Today’s post comes from Victoria, our Vancouver ambassador. She’s been attending and blogging about Vancouver’s Britest events!

The FITC Conference (an abbreviation of the event’s underlying themes: Future, Innovation, Technology, Creativity) is essentially a conduit for excellence in digital creation. Attendees benefit from direct interaction with some of the top minds working in the digital design landscape.

A key panel discussion centered on the phenomenon of ‘responsive design’ and what this means for the future of websites.  Basically, there is a growing shift in web design that puts the user’s ease of experience at the top of the priority list. Sites need to be intuitive, simple to navigate, not overly content-heavy, and effectively translated from platform to platform. I couldn’t help but think that Eventbrite has embraced this philosophy whole-heartedly, putting a powerful but easy to use tool in the hands of users: event organizers and attendees.

Throughout the conference, I was surprised at the level of importance placed by designers on art. This was a common theme in a number of the presentations I attended on the Saturday session of the conference, and was of particular significance to Kyle McDonald, who is an artist that works with digital mediums (yes, that means coding as art!).

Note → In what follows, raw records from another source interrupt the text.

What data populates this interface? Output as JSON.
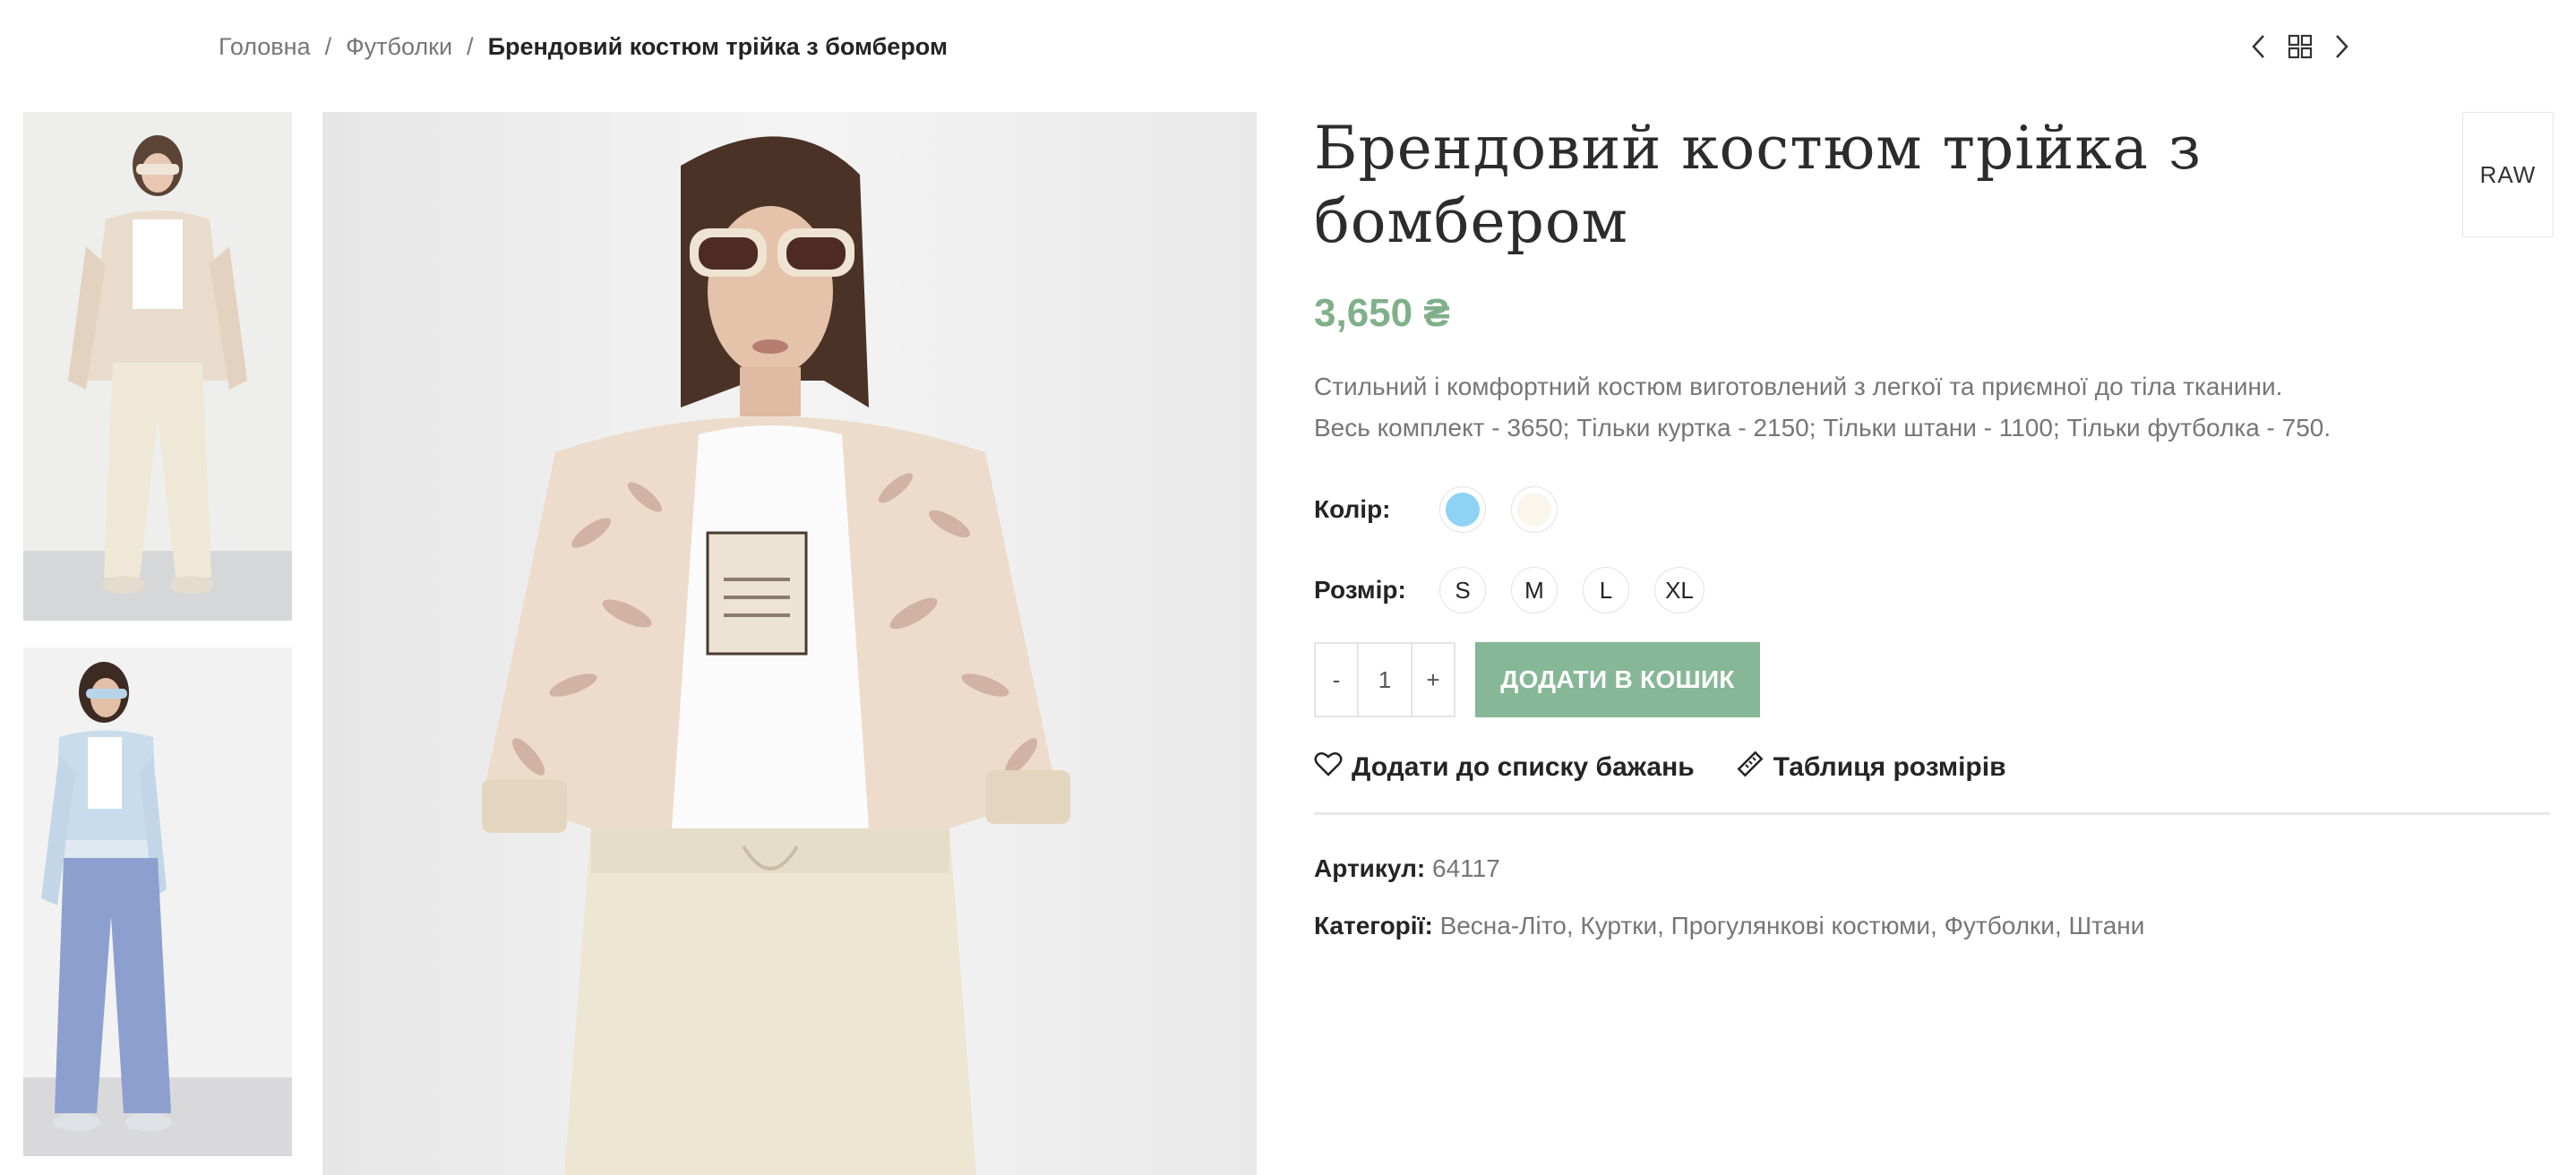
{
  "breadcrumb": {
    "home": "Головна",
    "category": "Футболки",
    "current": "Брендовий костюм трійка з бомбером",
    "separator": "/"
  },
  "product_nav": {
    "prev_icon": "chevron-left-icon",
    "grid_icon": "grid-icon",
    "next_icon": "chevron-right-icon"
  },
  "product": {
    "title": "Брендовий костюм трійка з бомбером",
    "brand": "RAW",
    "price": "3,650 ₴",
    "description_line1": "Стильний і комфортний костюм виготовлений з легкої та приємної до тіла тканини.",
    "description_line2": "Весь комплект - 3650; Тільки куртка - 2150; Тільки штани - 1100; Тільки футболка - 750.",
    "color_label": "Колір",
    "colors": [
      "#8fd3f4",
      "#faf6ec"
    ],
    "size_label": "Розмір",
    "sizes": [
      "S",
      "M",
      "L",
      "XL"
    ],
    "quantity": "1",
    "minus": "-",
    "plus": "+",
    "add_to_cart": "ДОДАТИ В КОШИК",
    "wishlist": "Додати до списку бажань",
    "size_chart": "Таблиця розмірів",
    "sku_label": "Артикул:",
    "sku": "64117",
    "categories_label": "Категорії:",
    "categories": [
      "Весна-Літо",
      "Куртки",
      "Прогулянкові костюми",
      "Футболки",
      "Штани"
    ]
  },
  "colors": {
    "accent": "#86b796",
    "price": "#7fb08a",
    "text": "#242424",
    "muted": "#767676"
  }
}
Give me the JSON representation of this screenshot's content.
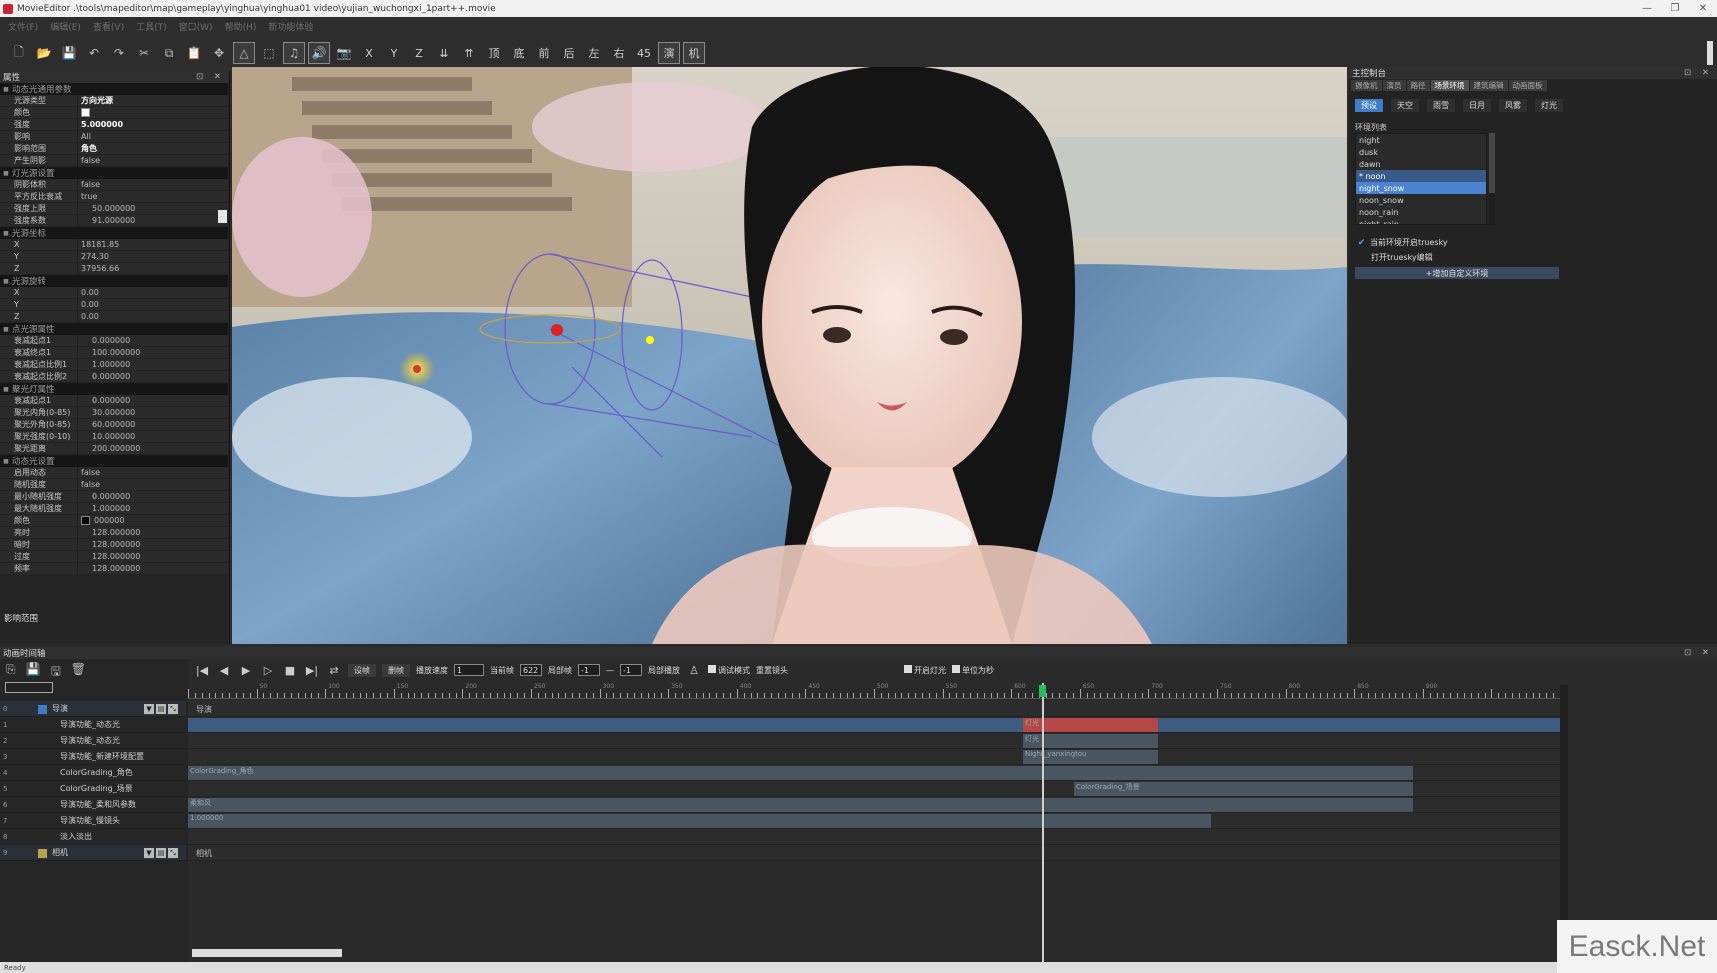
{
  "window": {
    "title": "MovieEditor .\\tools\\mapeditor\\map\\gameplay\\yinghua\\yinghua01 video\\yujian_wuchongxi_1part++.movie",
    "controls": [
      "—",
      "❐",
      "✕"
    ]
  },
  "menubar": {
    "items": [
      "文件(F)",
      "编辑(E)",
      "查看(V)",
      "工具(T)",
      "窗口(W)",
      "帮助(H)",
      "新功能体验"
    ]
  },
  "toolbar": {
    "buttons": [
      {
        "name": "new-file",
        "glyph": "🗋"
      },
      {
        "name": "open-folder",
        "glyph": "📂"
      },
      {
        "name": "save",
        "glyph": "💾"
      },
      {
        "name": "undo",
        "glyph": "↶"
      },
      {
        "name": "redo",
        "glyph": "↷"
      },
      {
        "name": "cut",
        "glyph": "✂"
      },
      {
        "name": "copy",
        "glyph": "⧉"
      },
      {
        "name": "paste",
        "glyph": "📋"
      },
      {
        "name": "move",
        "glyph": "✥"
      },
      {
        "name": "rotate",
        "glyph": "△"
      },
      {
        "name": "scale",
        "glyph": "⬚"
      },
      {
        "name": "music",
        "glyph": "♫"
      },
      {
        "name": "sound",
        "glyph": "🔊"
      },
      {
        "name": "camera",
        "glyph": "📷"
      }
    ],
    "text_buttons": [
      "X",
      "Y",
      "Z",
      "⇊",
      "⇈",
      "顶",
      "底",
      "前",
      "后",
      "左",
      "右",
      "45",
      "演",
      "机"
    ]
  },
  "properties": {
    "title": "属性",
    "panel_controls": "⊡ ✕",
    "sections": [
      {
        "title": "动态光通用参数",
        "rows": [
          {
            "name": "光源类型",
            "value": "方向光源",
            "bold": true
          },
          {
            "name": "颜色",
            "swatch": "white"
          },
          {
            "name": "强度",
            "value": "5.000000",
            "bold": true
          },
          {
            "name": "影响",
            "value": "All"
          },
          {
            "name": "影响范围",
            "value": "角色",
            "bold": true
          },
          {
            "name": "产生阴影",
            "value": "false"
          }
        ]
      },
      {
        "title": "灯光源设置",
        "rows": [
          {
            "name": "阴影体积",
            "value": "false"
          },
          {
            "name": "平方反比衰减",
            "value": "true"
          },
          {
            "name": "强度上限",
            "value": "50.000000",
            "num": true
          },
          {
            "name": "强度系数",
            "value": "91.000000",
            "num": true
          }
        ]
      },
      {
        "title": "光源坐标",
        "rows": [
          {
            "name": "X",
            "value": "18181.85"
          },
          {
            "name": "Y",
            "value": "274.30"
          },
          {
            "name": "Z",
            "value": "37956.66"
          }
        ]
      },
      {
        "title": "光源旋转",
        "rows": [
          {
            "name": "X",
            "value": "0.00"
          },
          {
            "name": "Y",
            "value": "0.00"
          },
          {
            "name": "Z",
            "value": "0.00"
          }
        ]
      },
      {
        "title": "点光源属性",
        "rows": [
          {
            "name": "衰减起点1",
            "value": "0.000000",
            "num": true
          },
          {
            "name": "衰减终点1",
            "value": "100.000000",
            "num": true
          },
          {
            "name": "衰减起点比例1",
            "value": "1.000000",
            "num": true
          },
          {
            "name": "衰减起点比例2",
            "value": "0.000000",
            "num": true
          }
        ]
      },
      {
        "title": "聚光灯属性",
        "rows": [
          {
            "name": "衰减起点1",
            "value": "0.000000",
            "num": true
          },
          {
            "name": "聚光内角(0-85)",
            "value": "30.000000",
            "num": true
          },
          {
            "name": "聚光外角(0-85)",
            "value": "60.000000",
            "num": true
          },
          {
            "name": "聚光强度(0-10)",
            "value": "10.000000",
            "num": true
          },
          {
            "name": "聚光距离",
            "value": "200.000000",
            "num": true
          }
        ]
      },
      {
        "title": "动态光设置",
        "rows": [
          {
            "name": "启用动态",
            "value": "false"
          },
          {
            "name": "随机强度",
            "value": "false"
          },
          {
            "name": "最小随机强度",
            "value": "0.000000",
            "num": true
          },
          {
            "name": "最大随机强度",
            "value": "1.000000",
            "num": true
          },
          {
            "name": "颜色",
            "value": "000000",
            "swatch": "black"
          },
          {
            "name": "亮时",
            "value": "128.000000",
            "num": true
          },
          {
            "name": "暗时",
            "value": "128.000000",
            "num": true
          },
          {
            "name": "过度",
            "value": "128.000000",
            "num": true
          },
          {
            "name": "频率",
            "value": "128.000000",
            "num": true
          }
        ]
      }
    ],
    "description": "影响范围"
  },
  "control_panel": {
    "title": "主控制台",
    "panel_controls": "⊡ ✕",
    "tabs": [
      {
        "label": "摄像机",
        "active": false
      },
      {
        "label": "演员",
        "active": false
      },
      {
        "label": "路径",
        "active": false
      },
      {
        "label": "场景环境",
        "active": true
      },
      {
        "label": "建筑编辑",
        "active": false
      },
      {
        "label": "动画面板",
        "active": false
      }
    ],
    "buttons": [
      {
        "label": "预设",
        "active": true
      },
      {
        "label": "天空",
        "active": false
      },
      {
        "label": "雨雪",
        "active": false
      },
      {
        "label": "日月",
        "active": false
      },
      {
        "label": "风雾",
        "active": false
      },
      {
        "label": "灯光",
        "active": false
      }
    ],
    "env_list_label": "环境列表",
    "env_list": [
      {
        "label": "night",
        "state": ""
      },
      {
        "label": "dusk",
        "state": ""
      },
      {
        "label": "dawn",
        "state": ""
      },
      {
        "label": "* noon",
        "state": "cur"
      },
      {
        "label": "night_snow",
        "state": "sel"
      },
      {
        "label": "noon_snow",
        "state": ""
      },
      {
        "label": "noon_rain",
        "state": ""
      },
      {
        "label": "night_rain",
        "state": ""
      }
    ],
    "checkbox_truesky": "当前环境开启truesky",
    "open_truesky_editor": "打开truesky编辑",
    "add_custom_env": "+增加自定义环境"
  },
  "timeline": {
    "title": "动画时间轴",
    "panel_controls": "⊡ ✕",
    "left_tools": [
      "⎘",
      "💾",
      "🖫",
      "🗑"
    ],
    "tracks": [
      {
        "idx": "0",
        "label": "导演",
        "group": true,
        "color": "blue"
      },
      {
        "idx": "1",
        "label": "导演功能_动态光"
      },
      {
        "idx": "2",
        "label": "导演功能_动态光"
      },
      {
        "idx": "3",
        "label": "导演功能_新建环境配置"
      },
      {
        "idx": "4",
        "label": "ColorGrading_角色"
      },
      {
        "idx": "5",
        "label": "ColorGrading_场景"
      },
      {
        "idx": "6",
        "label": "导演功能_柔和风参数"
      },
      {
        "idx": "7",
        "label": "导演功能_慢镜头"
      },
      {
        "idx": "8",
        "label": "淡入淡出"
      },
      {
        "idx": "9",
        "label": "相机",
        "group": true,
        "color": "yellow"
      }
    ],
    "controls": {
      "play_buttons": [
        "|◀",
        "◀",
        "▶",
        "▷",
        "■",
        "▶|",
        "⇄"
      ],
      "set_label": "设帧",
      "delete_label": "删帧",
      "speed_label": "播放速度",
      "speed_value": "1",
      "current_frame_label": "当前帧",
      "current_frame_value": "622",
      "range_label": "局部帧",
      "range_start": "-1",
      "range_sep": "—",
      "range_end": "-1",
      "range_play_label": "局部播放",
      "debug_mode_label": "调试模式",
      "reset_camera_label": "重置镜头",
      "enable_light_label": "开启灯光",
      "unit_label": "单位为秒"
    },
    "ruler_labels": [
      "50",
      "100",
      "150",
      "200",
      "250",
      "300",
      "350",
      "400",
      "450",
      "500",
      "550",
      "600",
      "650",
      "700",
      "750",
      "800",
      "850",
      "900"
    ],
    "director_track_label": "导演",
    "camera_track_label": "相机",
    "clips": {
      "light_a": "灯光",
      "light_b": "灯光",
      "env_cfg": "Night_yanxingtou",
      "cg_role": "ColorGrading_角色",
      "cg_scene": "ColorGrading_场景",
      "wind": "柔和风",
      "slow": "1.000000"
    },
    "current_frame_ratio": 0.6228
  },
  "status": {
    "text": "Ready"
  },
  "watermark": "Easck.Net",
  "colors": {
    "accent": "#4b82d1",
    "playhead": "#21c05a",
    "light_clip": "#b64747"
  }
}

Kyle’s presentation was universally accessible. He is a Brooklyn-based technology artist that shared some hilarious anecdotes about life as an artist and showed some incredible projects he has worked on.  Kyle went on an amusing tangent, talking about how to quickly get the FBI’s attention, which apparently only takes installing a script on an Apple Store’s computers that takes photos of every user and auto emails the image back to him. Kyle used this example as part of a case study and art show that considered what a computer sees when we use it.

Another fascinating presentation focussed on a project called Blind Portraits, in which the presenter wrote a script that processed an image of a person, which then prompted a machine to guide a pen held by that person to create a ‘blind’ portrait.   You can see a few images of the technology first developed to read faces, and the finished result, below.

The conference was rich in innovation and left me feeling pretty good about the future of design, high tech art, and even the state of events, with Eventbrite facilitating independent organizers in the seamless execution of their vision.  Three cheers for innovation!